3. RSI as Trend Confirmation
In trending markets, adjust the thresholds:
- Uptrend filter: RSI rarely falls below 40; use 40–50 zone as support for long re-entries
- Downtrend filter: RSI rarely rises above 60; use 50–60 zone as resistance for short re-entries
This approach — popularised by Constance Brown — avoids counter-trend trades in trending conditions.
Limitations
- RSI can remain overbought for weeks in strong bull markets (e.g., during parabolic moves)
- Like all lagging indicators, RSI confirms moves rather than predicting them
- False divergences are common; require confluence with price-action signals
Frequently Asked Questions
What is the RSI indicator?
The Relative Strength Index (RSI) is a momentum oscillator that measures the speed and magnitude of recent price changes. It ranges from 0 to 100 and is typically plotted below the price chart to identify overbought or oversold conditions.

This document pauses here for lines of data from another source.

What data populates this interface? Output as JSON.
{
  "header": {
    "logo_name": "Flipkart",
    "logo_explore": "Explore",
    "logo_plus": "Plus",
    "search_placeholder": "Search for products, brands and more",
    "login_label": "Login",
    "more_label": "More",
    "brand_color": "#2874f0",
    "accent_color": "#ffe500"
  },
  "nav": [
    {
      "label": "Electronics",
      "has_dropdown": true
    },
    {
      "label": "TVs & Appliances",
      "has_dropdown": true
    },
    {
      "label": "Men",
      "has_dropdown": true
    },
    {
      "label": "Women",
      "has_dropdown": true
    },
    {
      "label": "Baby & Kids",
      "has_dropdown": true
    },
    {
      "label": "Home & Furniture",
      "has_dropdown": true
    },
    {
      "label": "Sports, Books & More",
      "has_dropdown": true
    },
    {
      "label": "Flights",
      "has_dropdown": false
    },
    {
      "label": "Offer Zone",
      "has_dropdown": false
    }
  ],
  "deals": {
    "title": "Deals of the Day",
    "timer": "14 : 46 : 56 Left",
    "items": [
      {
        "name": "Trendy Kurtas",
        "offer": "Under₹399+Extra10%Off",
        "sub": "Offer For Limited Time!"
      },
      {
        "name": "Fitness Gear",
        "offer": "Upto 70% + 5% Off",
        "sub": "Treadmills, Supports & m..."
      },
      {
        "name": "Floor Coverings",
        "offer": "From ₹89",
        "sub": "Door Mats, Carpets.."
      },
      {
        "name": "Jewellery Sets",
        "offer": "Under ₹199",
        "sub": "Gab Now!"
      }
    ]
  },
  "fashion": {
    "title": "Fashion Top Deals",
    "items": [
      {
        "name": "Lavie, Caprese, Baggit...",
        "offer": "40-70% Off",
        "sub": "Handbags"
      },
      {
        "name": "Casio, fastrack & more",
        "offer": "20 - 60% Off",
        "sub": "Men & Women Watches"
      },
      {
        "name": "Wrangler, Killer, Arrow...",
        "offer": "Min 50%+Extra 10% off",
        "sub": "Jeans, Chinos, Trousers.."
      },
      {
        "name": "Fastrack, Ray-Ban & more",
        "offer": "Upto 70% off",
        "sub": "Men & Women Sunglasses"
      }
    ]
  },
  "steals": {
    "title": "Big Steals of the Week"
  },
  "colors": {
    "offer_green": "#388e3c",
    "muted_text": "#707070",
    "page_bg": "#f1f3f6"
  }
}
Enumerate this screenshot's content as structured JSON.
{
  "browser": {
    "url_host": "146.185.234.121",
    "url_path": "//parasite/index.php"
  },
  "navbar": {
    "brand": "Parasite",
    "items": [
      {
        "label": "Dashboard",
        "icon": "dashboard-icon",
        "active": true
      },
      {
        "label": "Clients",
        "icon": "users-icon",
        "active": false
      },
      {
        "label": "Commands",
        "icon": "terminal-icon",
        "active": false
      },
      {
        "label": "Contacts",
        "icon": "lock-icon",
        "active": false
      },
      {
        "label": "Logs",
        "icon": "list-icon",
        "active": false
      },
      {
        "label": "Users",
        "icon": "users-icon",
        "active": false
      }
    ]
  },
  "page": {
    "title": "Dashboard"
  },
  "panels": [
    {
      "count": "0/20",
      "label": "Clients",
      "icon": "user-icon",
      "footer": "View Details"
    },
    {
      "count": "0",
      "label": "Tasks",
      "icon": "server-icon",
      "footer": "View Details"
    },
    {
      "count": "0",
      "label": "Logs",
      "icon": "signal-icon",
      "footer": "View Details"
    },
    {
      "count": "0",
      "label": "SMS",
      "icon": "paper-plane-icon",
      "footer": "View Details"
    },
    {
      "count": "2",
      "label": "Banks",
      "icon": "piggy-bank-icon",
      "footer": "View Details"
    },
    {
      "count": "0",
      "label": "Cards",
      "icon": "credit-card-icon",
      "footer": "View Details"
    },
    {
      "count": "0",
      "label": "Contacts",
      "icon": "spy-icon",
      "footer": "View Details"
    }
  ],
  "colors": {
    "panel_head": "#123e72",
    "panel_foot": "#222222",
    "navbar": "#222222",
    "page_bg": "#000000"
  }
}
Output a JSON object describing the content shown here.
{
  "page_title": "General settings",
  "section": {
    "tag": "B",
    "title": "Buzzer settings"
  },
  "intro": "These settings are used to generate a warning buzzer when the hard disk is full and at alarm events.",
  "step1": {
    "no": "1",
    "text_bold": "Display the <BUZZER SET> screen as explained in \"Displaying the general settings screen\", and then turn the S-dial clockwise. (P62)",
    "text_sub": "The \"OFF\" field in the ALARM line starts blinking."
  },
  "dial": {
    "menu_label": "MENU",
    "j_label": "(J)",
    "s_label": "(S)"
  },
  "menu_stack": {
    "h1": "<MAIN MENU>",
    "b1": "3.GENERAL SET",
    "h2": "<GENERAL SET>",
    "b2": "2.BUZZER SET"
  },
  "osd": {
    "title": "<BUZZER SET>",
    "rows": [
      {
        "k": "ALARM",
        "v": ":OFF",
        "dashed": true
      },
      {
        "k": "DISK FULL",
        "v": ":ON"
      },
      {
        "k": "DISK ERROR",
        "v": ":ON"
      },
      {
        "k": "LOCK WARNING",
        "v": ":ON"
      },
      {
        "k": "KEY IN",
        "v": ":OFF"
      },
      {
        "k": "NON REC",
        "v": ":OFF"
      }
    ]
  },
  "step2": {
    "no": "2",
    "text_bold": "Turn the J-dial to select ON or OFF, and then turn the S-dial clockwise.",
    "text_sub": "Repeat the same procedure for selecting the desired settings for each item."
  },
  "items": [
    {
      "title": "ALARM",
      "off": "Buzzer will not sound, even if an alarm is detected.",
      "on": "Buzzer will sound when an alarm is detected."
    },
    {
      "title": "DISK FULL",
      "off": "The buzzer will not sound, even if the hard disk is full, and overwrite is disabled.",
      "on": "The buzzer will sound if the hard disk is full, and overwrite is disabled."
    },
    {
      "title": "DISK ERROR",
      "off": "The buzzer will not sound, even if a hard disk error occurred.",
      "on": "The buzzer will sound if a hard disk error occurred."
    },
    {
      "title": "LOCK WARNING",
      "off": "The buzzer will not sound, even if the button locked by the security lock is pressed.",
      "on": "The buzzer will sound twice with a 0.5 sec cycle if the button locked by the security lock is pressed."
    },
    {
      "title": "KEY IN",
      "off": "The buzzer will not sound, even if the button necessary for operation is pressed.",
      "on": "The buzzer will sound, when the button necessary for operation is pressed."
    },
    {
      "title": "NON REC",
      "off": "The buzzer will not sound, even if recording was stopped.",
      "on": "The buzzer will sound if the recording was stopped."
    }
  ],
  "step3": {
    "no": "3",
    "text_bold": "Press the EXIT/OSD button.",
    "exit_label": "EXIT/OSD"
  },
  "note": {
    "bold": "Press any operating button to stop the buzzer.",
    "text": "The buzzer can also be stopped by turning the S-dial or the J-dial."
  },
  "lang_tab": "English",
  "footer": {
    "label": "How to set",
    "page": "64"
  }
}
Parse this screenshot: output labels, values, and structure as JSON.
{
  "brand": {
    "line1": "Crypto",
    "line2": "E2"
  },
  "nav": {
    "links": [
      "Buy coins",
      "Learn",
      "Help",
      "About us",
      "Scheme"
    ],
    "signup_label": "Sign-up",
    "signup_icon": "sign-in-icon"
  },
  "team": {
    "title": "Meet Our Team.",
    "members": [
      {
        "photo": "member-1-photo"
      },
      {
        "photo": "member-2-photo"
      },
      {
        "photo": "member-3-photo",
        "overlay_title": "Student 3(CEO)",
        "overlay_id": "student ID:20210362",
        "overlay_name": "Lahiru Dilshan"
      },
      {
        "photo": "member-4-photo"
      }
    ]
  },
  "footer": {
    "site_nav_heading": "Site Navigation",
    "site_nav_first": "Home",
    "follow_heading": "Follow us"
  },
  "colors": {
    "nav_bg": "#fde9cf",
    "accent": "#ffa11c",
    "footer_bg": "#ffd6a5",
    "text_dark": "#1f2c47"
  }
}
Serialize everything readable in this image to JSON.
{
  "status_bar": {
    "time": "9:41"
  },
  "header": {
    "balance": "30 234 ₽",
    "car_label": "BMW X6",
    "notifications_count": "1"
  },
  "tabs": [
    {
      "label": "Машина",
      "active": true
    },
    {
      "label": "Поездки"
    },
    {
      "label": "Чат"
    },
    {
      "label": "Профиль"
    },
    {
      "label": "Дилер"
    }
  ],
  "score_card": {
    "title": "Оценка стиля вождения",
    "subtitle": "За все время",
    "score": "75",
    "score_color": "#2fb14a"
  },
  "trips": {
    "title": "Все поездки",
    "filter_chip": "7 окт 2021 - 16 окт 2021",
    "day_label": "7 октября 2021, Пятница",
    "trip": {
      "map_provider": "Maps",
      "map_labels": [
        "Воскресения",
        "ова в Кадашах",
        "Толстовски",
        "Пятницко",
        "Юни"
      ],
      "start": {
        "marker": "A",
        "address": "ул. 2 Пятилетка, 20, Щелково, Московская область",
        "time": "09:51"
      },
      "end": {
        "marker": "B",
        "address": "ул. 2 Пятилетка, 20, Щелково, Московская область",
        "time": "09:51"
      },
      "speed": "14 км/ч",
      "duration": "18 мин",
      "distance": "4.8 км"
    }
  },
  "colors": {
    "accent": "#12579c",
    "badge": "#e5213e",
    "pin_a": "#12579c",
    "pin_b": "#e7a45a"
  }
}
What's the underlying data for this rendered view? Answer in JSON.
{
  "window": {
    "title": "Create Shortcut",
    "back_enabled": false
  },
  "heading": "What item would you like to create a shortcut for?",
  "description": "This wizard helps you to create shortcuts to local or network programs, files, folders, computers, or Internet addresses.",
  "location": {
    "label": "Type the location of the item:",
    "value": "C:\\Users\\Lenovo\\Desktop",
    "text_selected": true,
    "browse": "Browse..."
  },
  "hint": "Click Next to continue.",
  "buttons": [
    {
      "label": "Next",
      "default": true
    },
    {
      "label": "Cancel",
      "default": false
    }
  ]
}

What does an RSI above 70 mean?
An RSI reading above 70 is traditionally considered overbought, suggesting the asset may be due for a pullback or consolidation. However, in strong uptrends stocks can remain overbought for extended periods, so RSI above 70 alone is not a sell signal.
What does an RSI below 30 mean?
An RSI below 30 indicates oversold conditions, suggesting that selling pressure may be exhausted and a bounce or reversal could follow. Like overbought signals, oversold readings require confirmation from price action before acting.
What is the standard RSI period setting?
The default and most widely used RSI period is 14, meaning the indicator is calculated using the previous 14 candles (days for daily charts). Shorter periods (e.g., 9) produce more sensitive signals; longer periods (e.g., 21) generate fewer but more reliable signals.